Clone a voice with 10 minutes of audio and a Gradio tab
RVC wraps VITS-based voice conversion in a web UI so you can train a model on a lunch break's worth of recordings.

What it does RVC is a voice-conversion toolkit built on VITS. You feed it roughly 10 minutes of clean speech, and it learns to map someone else’s voice (or your own pitched-up version) into that timbre. The project ships a Gradio web UI for training and inference, plus a separate real-time GUI that claims 170 ms end-to-end latency—or 90 ms if you have ASIO hardware and the patience to configure it.
The interesting bit Instead of letting the model hallucinate timbre from scratch, RVC retrieves the closest matching feature from the training set and swaps it in. The README calls this “top1 retrieval to eliminate timbre leakage”; practically, it means the output voice stays closer to your target dataset rather than drifting. It also bundles RMVPE, a pitch-extraction model from Interspeech 2023, which the authors say beats crepe_full on quality while being faster and lighter.
Key highlights
- Low data floor: the docs suggest 10 minutes of low-noise audio is enough to start.
- Cross-vendor GPU support: separate requirements files for NVIDIA (CUDA), AMD (DirectML / ROCm on Linux), and Intel (IPEX on Linux).
- Pre-trained base model trained on ~50 hours of VCTK, which the project notes is open-source and “no copyright concerns.”
- Built-in vocal separation via UVR5 weights, so you can strip accompaniment before training.

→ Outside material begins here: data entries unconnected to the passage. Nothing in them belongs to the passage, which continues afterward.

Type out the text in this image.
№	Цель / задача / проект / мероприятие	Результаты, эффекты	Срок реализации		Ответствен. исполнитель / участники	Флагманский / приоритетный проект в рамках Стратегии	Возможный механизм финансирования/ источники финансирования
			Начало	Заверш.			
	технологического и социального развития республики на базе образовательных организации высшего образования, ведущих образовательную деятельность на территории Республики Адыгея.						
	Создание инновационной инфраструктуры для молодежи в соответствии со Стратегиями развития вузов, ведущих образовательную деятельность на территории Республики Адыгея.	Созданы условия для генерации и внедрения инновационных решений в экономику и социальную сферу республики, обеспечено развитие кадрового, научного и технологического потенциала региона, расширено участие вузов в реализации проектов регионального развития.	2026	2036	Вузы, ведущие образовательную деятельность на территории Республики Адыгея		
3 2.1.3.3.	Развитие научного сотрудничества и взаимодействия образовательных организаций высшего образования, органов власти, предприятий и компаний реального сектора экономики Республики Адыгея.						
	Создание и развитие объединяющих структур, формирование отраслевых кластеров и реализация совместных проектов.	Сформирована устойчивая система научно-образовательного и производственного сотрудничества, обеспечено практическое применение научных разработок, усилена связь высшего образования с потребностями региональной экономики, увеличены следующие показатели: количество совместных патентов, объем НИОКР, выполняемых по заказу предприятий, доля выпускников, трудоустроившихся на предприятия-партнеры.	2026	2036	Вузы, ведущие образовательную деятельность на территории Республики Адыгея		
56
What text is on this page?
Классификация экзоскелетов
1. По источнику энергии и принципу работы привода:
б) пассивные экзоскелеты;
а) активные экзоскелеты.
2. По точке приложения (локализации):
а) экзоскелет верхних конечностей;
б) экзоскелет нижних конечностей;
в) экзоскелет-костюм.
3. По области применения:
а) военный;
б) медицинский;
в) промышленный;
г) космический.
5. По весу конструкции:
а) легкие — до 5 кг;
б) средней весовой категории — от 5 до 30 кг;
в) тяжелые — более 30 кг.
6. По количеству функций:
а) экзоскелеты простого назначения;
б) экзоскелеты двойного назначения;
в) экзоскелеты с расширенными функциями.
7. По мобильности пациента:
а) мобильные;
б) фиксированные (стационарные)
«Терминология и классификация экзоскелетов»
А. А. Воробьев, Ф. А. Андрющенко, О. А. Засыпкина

- Model fusion via checkpoint merging in the UI.
Caveats
- Real-time latency is hardware-dependent; the 90 ms figure requires ASIO drivers that “very much depend on hardware support.”
- You still need to manually download several pre-trained assets (Hubert base, UVR5 weights, optional RMVPE files) from Hugging Face before the UI will run.
- The README is primarily in Chinese; English docs exist but may lag.
Verdict Worth a look if you need quick voice cloning for content creation, game modding, or accessibility projects and don’t want to wrangle So-VITS-SVC manually. Skip it if you need production-grade TTS or zero-latency streaming without ASIO hardware.